ParaPLUIE - une mesure automatique d'évaluation de la qualité sémantique des systèmes de paraphrases

Evaluating automatic paraphrase production systems is a difficult task because it involves, among other things, assessing the semantic proximity between two sentences. Usual measures are based on lexical distances, or at least on semantic embedding alignments. In this article we study some of these measures on datasets of paraphrases and non-paraphrases known for their quality or difficulty on this task. We propose a new measure, ParaPLUIE, based on the use of a large language model. According to our experiments, this one is better to sort pairs of sentences by semantic proximity.

Hassan Hussein

ORKGEx: Leveraging Language and Vision Models with Knowledge Graphs for Research Contribution Annotation

A major challenge in scholarly information retrieval is the semantic description of research contributions. While Generative AI can assist, minimally invasive user engagement is needed. We introduce an innovative browser-based approach to annotating research articles, integrating with the Open Research Knowledge Graph (ORKG). This method combines human intelligence with advanced neural and symbolic AI techniques to extract semantic research contribution descriptions, seamlessly integrating an AI-driven annotation tool within a web browser. This facilitates user interaction and improves the creation and curation of scholarly knowledge.

Tomáš Horeličan

Bridging natural language reasoning with navigation algorithms for intelligent robot agents

Thanks to the rapid developments in generative AI architectures, deploying intelligent autonomous robot agents is becoming more easily achievable. Although privately owned solutions provide API access to their state-of-the-art models, notable potential still lies in open-sourced and locally hosted solutions.

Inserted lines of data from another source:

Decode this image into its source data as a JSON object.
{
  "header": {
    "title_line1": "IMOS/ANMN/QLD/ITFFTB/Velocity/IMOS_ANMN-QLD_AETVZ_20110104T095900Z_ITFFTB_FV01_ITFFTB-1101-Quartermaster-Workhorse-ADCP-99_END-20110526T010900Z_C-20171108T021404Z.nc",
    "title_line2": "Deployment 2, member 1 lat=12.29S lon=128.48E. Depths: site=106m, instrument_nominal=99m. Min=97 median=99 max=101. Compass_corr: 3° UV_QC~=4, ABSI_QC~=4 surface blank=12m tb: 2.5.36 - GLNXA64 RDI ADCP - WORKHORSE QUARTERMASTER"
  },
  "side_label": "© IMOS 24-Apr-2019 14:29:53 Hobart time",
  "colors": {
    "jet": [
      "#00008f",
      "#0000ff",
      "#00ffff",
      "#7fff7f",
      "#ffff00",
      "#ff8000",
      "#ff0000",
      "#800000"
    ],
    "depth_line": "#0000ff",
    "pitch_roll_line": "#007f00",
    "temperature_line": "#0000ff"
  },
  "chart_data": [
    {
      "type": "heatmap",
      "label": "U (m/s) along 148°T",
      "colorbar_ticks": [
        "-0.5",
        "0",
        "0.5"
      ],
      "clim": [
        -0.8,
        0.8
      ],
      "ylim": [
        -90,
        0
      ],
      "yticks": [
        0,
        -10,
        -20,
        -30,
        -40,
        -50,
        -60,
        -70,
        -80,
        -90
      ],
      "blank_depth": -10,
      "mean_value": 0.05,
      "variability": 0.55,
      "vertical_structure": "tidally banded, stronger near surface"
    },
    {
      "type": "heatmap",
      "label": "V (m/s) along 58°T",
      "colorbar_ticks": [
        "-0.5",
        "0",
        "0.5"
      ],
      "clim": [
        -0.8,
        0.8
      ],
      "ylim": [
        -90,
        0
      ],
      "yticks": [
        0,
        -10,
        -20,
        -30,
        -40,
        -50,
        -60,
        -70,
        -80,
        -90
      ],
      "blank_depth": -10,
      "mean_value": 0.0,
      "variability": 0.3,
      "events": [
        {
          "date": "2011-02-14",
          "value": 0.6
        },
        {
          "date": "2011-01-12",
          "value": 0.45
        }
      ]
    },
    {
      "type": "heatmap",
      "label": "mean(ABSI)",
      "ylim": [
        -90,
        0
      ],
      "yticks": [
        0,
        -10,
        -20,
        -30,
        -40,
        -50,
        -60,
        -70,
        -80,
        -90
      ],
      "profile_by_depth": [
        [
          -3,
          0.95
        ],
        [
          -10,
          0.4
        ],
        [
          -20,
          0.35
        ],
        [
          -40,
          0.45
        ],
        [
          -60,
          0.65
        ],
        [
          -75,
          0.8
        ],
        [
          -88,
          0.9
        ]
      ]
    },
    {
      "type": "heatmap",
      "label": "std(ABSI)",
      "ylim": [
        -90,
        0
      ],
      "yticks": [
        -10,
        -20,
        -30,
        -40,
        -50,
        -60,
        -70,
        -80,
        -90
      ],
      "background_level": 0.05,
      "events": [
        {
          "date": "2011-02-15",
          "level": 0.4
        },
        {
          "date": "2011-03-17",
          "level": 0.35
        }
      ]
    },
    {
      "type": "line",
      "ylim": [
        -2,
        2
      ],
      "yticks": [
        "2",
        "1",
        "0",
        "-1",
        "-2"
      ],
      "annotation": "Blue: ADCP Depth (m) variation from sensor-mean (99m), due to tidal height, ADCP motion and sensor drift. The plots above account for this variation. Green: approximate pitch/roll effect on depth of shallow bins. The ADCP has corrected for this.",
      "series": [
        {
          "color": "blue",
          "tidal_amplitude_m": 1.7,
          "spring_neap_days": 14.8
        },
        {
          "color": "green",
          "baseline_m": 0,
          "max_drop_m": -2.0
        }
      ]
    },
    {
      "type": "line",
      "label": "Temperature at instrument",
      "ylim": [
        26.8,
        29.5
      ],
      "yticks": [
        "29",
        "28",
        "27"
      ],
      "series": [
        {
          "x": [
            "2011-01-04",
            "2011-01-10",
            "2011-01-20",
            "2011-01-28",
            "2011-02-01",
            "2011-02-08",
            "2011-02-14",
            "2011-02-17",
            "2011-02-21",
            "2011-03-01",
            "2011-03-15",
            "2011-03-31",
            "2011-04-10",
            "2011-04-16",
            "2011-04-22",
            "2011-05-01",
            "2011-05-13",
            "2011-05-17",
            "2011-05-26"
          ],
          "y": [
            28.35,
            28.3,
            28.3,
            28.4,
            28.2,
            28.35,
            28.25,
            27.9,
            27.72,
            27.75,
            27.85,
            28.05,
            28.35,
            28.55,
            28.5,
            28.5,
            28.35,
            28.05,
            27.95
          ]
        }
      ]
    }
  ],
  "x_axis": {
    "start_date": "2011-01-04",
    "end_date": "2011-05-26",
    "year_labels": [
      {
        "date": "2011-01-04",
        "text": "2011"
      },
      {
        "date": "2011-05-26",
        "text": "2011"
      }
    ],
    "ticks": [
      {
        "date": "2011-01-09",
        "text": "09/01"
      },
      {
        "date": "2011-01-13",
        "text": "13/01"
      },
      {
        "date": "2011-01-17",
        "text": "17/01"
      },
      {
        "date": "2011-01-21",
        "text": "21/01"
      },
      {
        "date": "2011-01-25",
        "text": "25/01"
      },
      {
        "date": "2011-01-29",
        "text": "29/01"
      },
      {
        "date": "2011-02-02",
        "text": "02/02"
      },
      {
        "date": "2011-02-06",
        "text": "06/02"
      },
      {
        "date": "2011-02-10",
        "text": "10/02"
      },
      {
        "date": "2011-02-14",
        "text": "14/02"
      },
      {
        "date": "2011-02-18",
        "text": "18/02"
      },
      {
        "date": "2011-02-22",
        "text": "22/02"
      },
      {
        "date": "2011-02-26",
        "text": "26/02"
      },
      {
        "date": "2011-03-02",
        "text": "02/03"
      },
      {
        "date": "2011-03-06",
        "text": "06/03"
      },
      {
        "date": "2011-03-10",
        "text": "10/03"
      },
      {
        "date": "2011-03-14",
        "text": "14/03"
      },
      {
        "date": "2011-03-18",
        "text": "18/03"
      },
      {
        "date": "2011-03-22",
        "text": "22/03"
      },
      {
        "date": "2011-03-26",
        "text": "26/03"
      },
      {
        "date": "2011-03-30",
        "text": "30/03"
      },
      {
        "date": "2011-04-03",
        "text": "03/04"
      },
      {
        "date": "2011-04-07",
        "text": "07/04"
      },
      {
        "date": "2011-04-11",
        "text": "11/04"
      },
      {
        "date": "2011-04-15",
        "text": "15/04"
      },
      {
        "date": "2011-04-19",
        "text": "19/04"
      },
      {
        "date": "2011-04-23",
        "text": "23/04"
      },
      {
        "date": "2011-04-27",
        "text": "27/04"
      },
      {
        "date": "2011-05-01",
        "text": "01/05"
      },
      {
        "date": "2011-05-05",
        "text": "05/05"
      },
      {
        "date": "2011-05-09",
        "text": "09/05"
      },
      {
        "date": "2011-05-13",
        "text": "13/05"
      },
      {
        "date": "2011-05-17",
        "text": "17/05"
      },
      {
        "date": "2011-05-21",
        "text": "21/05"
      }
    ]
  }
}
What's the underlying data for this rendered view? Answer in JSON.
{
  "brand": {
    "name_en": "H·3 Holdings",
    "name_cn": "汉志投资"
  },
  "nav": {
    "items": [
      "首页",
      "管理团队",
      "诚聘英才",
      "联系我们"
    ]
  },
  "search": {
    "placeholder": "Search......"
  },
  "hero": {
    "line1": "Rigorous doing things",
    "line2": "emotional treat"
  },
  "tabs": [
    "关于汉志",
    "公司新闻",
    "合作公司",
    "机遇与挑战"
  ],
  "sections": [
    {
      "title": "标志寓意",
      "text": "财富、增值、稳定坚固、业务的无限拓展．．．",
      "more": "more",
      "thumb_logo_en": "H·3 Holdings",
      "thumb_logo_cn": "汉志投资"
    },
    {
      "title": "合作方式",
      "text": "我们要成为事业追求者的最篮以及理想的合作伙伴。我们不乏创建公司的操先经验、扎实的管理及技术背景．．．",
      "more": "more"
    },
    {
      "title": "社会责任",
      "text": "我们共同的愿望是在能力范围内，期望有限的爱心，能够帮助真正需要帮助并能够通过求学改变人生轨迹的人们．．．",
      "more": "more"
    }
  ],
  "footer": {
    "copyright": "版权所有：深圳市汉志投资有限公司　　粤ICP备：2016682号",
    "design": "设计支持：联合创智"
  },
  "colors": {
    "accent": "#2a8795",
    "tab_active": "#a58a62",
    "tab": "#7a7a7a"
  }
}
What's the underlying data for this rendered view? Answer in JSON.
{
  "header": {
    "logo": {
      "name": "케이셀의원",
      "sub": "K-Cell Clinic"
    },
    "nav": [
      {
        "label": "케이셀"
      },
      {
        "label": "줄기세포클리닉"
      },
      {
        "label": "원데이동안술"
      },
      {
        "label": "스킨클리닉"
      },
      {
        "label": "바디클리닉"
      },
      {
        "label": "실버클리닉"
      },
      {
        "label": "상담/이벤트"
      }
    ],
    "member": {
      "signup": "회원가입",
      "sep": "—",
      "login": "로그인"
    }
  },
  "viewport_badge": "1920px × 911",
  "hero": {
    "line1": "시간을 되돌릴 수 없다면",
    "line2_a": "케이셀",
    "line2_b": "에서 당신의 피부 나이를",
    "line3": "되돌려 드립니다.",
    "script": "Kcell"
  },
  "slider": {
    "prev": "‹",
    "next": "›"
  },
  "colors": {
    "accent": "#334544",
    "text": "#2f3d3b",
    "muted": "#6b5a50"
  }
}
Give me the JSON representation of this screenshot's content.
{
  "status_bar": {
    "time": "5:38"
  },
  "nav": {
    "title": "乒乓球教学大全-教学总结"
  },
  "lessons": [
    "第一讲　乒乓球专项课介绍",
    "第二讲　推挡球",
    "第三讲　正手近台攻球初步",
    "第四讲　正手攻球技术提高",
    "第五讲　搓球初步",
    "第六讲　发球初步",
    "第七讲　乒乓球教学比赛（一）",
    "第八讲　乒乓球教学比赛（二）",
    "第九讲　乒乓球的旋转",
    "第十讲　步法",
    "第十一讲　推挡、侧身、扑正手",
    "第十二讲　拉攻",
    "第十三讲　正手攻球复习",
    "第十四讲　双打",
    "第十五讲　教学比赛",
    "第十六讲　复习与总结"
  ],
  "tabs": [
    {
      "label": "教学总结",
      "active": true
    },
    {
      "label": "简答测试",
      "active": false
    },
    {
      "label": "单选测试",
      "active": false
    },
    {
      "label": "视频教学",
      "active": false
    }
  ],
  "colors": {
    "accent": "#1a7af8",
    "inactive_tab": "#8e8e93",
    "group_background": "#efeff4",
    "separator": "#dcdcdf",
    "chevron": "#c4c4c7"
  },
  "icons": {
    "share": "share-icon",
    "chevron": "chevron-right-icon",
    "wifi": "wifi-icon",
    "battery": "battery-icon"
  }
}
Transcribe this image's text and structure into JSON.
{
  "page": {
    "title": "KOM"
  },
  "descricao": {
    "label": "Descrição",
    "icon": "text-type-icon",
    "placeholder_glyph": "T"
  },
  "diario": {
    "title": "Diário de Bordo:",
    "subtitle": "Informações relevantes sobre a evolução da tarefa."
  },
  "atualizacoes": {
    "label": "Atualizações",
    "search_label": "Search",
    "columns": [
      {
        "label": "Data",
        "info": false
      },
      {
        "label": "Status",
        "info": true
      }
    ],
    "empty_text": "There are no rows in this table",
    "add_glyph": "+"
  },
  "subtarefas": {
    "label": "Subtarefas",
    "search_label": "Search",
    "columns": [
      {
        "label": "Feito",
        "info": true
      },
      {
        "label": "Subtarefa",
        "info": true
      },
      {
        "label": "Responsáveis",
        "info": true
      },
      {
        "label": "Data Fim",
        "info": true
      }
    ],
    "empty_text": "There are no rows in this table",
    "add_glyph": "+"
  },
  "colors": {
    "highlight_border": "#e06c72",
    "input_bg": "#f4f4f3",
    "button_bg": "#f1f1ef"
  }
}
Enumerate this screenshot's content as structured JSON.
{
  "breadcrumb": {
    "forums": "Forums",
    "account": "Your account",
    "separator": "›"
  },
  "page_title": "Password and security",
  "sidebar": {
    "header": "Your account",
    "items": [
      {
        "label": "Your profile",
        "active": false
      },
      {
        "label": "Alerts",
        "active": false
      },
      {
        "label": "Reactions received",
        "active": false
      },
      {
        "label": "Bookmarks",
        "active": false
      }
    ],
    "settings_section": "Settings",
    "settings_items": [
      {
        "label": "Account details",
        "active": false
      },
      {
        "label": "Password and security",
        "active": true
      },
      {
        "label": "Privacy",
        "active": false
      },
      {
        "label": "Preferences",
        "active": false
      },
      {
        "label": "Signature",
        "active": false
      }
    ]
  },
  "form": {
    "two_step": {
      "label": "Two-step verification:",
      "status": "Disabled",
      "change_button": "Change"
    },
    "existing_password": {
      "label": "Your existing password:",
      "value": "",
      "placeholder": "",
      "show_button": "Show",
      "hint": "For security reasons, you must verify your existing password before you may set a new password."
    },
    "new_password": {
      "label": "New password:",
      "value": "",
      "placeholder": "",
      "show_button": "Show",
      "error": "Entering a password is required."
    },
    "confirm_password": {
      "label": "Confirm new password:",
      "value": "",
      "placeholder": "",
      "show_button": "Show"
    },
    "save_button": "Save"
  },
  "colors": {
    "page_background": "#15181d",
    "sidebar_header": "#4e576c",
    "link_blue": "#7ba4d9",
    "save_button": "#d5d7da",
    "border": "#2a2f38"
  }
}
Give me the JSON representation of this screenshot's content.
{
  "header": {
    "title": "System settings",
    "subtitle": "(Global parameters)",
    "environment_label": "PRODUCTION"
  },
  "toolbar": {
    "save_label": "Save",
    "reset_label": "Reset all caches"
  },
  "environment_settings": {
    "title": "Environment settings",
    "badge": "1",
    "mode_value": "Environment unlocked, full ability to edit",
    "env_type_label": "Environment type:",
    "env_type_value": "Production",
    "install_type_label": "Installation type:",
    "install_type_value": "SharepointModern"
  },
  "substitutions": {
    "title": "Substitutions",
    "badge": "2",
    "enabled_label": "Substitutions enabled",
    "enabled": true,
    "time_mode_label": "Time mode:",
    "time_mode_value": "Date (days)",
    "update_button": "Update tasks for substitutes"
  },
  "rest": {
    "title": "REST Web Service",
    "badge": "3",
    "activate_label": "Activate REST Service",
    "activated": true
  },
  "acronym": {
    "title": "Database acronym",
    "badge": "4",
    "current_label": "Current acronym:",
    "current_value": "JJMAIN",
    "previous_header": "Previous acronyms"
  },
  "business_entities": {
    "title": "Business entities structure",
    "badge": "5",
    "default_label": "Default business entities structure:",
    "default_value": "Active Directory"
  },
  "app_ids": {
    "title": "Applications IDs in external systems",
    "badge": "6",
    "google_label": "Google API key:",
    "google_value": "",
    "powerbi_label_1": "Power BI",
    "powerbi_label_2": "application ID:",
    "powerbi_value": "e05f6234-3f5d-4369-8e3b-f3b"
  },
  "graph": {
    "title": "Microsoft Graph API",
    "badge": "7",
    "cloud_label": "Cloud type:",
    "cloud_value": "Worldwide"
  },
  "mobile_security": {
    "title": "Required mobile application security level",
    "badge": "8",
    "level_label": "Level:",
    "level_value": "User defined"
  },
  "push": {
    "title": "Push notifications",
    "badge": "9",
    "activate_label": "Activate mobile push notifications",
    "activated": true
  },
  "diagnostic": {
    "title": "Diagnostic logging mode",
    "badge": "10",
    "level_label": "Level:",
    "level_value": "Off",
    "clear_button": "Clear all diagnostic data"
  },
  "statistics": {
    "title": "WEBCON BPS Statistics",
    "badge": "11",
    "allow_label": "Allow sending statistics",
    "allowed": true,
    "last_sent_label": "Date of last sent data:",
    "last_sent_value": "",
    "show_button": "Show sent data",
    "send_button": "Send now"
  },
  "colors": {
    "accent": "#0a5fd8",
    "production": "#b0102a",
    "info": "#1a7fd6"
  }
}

This contribution will explore the integration of openly available ML frameworks, such as GGML, and quantized generative models into an interactive commanding agent for an autonomous robot. A pipeline of speech-to-text, large-language-model, and text-to-speech architectures is formed to create agents that bridge its autonomous navigation algorithms with natural language reasoning, all hosted on a local machine.

Justyna Zając

Analytical and numerical optimization methods for operations management: a software implementation perspective

Analytical or numerical mathematical optimization techniques can be used in operations management for the purpose of automated decision-making. Algorithms implemented in software applications for (near) real-time, continuous decision-making often need to ingest new, previously unseen data while delivering robust, consistent, and reliable results rather than the most accurate ones. Both analytical and numerical approaches have distinct advantages and limitations. This study aims to highlight these aspects from the perspective of industry software applications, using a classical example from inventory management to illustrate the concepts.

Mario Corsanici

JOiiNT LAB: a synergy between research and industry

JOiiNT LAB is a collaborative research initiative established in 2020 through a partnership between the Italian Institute of Technology and Intellimech Consortium. Its mission is to strengthen technology transfer, bridge research and industrial needs, train professionals with advanced technical-scientific skills, and enhance the region’s technological excellence

Benedikt Hosp

Gaze-Driven Intention Prediction for Assistive AI: Personalization and Collaboration

In the rapidly evolving field of assistive technology, creating AI systems that intuitively and effectively collaborate with users is critical to enhancing autonomy and quality of life for individuals with disabilities. Our research focuses on developing a personalized, gaze-driven intention prediction system that facilitates seamless collaboration between humans and assistive AI in both disability and learning contexts. By incorporating personalization, the system adapts to the unique needs and behaviors of each user, significantly improving the accuracy and efficiency of task execution and learning processes. Leveraging advanced machine learning techniques, such as large language models (LLMs) and vision-language models (VLMs), the system continuously learns and refines its predictions, leading to more responsive and user-centered interactions. This personalized approach not only reduces cognitive and physical effort but also enhances trust and safety in human-AI collaboration. The outcomes of this research will contribute to more intuitive, reliable, and inclusive assistive technologies, ultimately empowering users and advancing the field of human-AI interaction.

Silvia Romana Ottaviani

Robots at work: a usability evaluation of a robot avatar for inspection and maintenance

Nowadays, inspection and maintenance tasks in industrial sectors rely heavily on manual labor. The use of robot avatars and shared autonomy, offers a potential solution to enhance operator safety, comfort, and task digitization. We have evaluated the usability of a robot avatar for inspection of welded joints in pressure vessels for gas plants, and conducted experimental tests with human operators. We have compared three control methods: fully teleoperated, semi-autonomous with an Augmented Reality (AR) interface, and semi-autonomous with a physical interface, and evaluated physical and cognitive ergonomics using wearable systems. The results of this research offer insights into how robotic avatar technology impacts on human operators ergonomics, safety, and efficiency in industrial inspection and maintenance processes.

Uélison Santos

Next Generation AI-Based Multimodal Stream Processing

Real-time processing is crucial for critical applications, especially with diverse streaming data like video, audio, and time-series. However current streaming systems so far are limited to process structural data. Large language models (LLMs) show promise in multimodal data understanding but face performance issues that limit their use in real-time streaming. Our vision is a general-purpose AI-based streaming system to efficiently process multimodal data in real time. By addressing the challenges associated with the integration of LLMs into streaming architectures, we aim to push the boundaries of what is achievable in real-time, ultimately paving the way for more advanced and versatile applications in various domains.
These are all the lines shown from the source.